外交政策の効果的な展開のためには、各国の政策決定層に対する直接的な働きかけに加えて、その支持基盤となる各国の一般国民層への情報発信や交流の促進を通じて、日本への関心を高め、良好な対日印象の形成に努めることが重要である。特に、近年では情報通信技術の発達や各国における民主主義の普及等を背景に、外交政策に対する世論の影響力が増大していることから、政府としては、海外広報を通じて、日本の外交政策や一般事情に関する諸外国国民の理解の増進を図るとともに、多面的な日本の魅力を積極的に発信し、文化交流を促進することで、各国国民の対日イメージや親近感の向上に努めている。
このような観点から、外務省は、海外での日本語普及、ポップカルチャーを始めとする現代日本文化の紹介、有識者層を対象とした外交政策等の発信を行っている。具体的には、国際交流基金を通じた日本語普及事業に加えて、1月に「日本文化発信プログラム」の下、草の根レベルで日本語教育や日本文化紹介活動に従事するボランティアを中・東欧4か国(ハンガリー・ポーランド・ブルガリア・ルーマニア)に派遣したことや、2月にはファッションの若手リーダーにポップカルチャー発信使(通称「カワイイ大使」)の名称を付与し、各国での日本文化紹介イベントなどに派遣したことなどが挙げられる。また、11月には、日本文化の発信拠点として、シンガポールにJCCを開設した。これらに加え、国際世論への影響力が強い海外のオピニオン・リーダーやジャーナリスト、将来各界で指導的立場に就くことが有力視されている人々等を日本に招待して、対日理解を深めてもらうとともに、日本の有識者による各種国際会議への参加を支援している。
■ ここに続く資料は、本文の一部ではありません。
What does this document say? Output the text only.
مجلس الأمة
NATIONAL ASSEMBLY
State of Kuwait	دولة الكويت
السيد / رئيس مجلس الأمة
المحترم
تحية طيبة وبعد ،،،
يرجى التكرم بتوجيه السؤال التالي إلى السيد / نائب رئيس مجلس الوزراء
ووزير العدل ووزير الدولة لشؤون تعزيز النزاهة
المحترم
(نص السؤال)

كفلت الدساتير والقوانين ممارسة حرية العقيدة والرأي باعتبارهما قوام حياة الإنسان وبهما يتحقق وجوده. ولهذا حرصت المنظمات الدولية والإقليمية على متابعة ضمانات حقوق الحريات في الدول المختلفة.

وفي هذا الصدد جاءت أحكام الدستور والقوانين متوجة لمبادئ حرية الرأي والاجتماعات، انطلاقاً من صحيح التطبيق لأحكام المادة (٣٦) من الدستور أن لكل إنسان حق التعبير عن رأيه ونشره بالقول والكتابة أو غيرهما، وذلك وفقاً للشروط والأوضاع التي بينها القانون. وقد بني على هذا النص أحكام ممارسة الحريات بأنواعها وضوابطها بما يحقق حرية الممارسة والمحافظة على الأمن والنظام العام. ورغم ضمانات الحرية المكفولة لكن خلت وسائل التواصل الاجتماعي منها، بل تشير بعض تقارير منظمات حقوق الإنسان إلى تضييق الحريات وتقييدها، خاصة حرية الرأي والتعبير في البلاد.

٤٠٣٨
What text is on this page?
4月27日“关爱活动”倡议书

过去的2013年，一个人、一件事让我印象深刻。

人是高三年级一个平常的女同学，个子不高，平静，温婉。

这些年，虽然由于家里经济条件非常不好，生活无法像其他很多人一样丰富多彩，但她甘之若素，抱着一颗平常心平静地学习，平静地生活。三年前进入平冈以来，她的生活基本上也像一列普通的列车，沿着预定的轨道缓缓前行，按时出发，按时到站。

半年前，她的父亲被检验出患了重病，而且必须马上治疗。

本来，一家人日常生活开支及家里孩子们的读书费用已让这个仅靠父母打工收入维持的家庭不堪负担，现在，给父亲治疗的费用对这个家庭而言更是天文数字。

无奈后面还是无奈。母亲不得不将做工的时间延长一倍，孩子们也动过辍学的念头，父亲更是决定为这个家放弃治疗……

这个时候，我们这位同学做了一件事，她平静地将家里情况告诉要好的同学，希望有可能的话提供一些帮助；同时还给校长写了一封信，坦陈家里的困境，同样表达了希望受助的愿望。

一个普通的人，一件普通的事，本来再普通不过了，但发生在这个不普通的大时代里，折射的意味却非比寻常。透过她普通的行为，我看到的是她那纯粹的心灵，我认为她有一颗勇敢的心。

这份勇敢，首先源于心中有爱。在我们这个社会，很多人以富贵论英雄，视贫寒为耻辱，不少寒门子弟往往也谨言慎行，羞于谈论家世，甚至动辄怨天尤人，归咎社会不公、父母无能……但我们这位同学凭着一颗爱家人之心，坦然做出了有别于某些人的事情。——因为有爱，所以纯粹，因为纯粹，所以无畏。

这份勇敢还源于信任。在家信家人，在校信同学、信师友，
外務省は、各国との間における外交上の節目となる年に「周年事業」を展開している。2009年はメコン諸国との間で「日メコン交流年2009」(注1)、ドナウ川沿岸国(オーストリア・ハンガリー・ルーマニア・ブルガリア)との間で「日本ドナウ交流年2009」(注2)として、集中的に交流事業を行った。また、開発途上国に対しては、文化無償資金協力を実施しているほか、国連教育科学文化機関(UNESCO(ユネスコ))等と協力しつつ、文化遺産の保存修復や人材育成を積極的に支援したり、文化分野での国際協力の枠組みづくりや規範の策定に知的な貢献をしている。
(注1)「日メコン交流年2009」については第2章第1節3.「東南アジア」を参照。
(注2)「日本ドナウ交流年2009」については第2章第4節「欧州」を参照。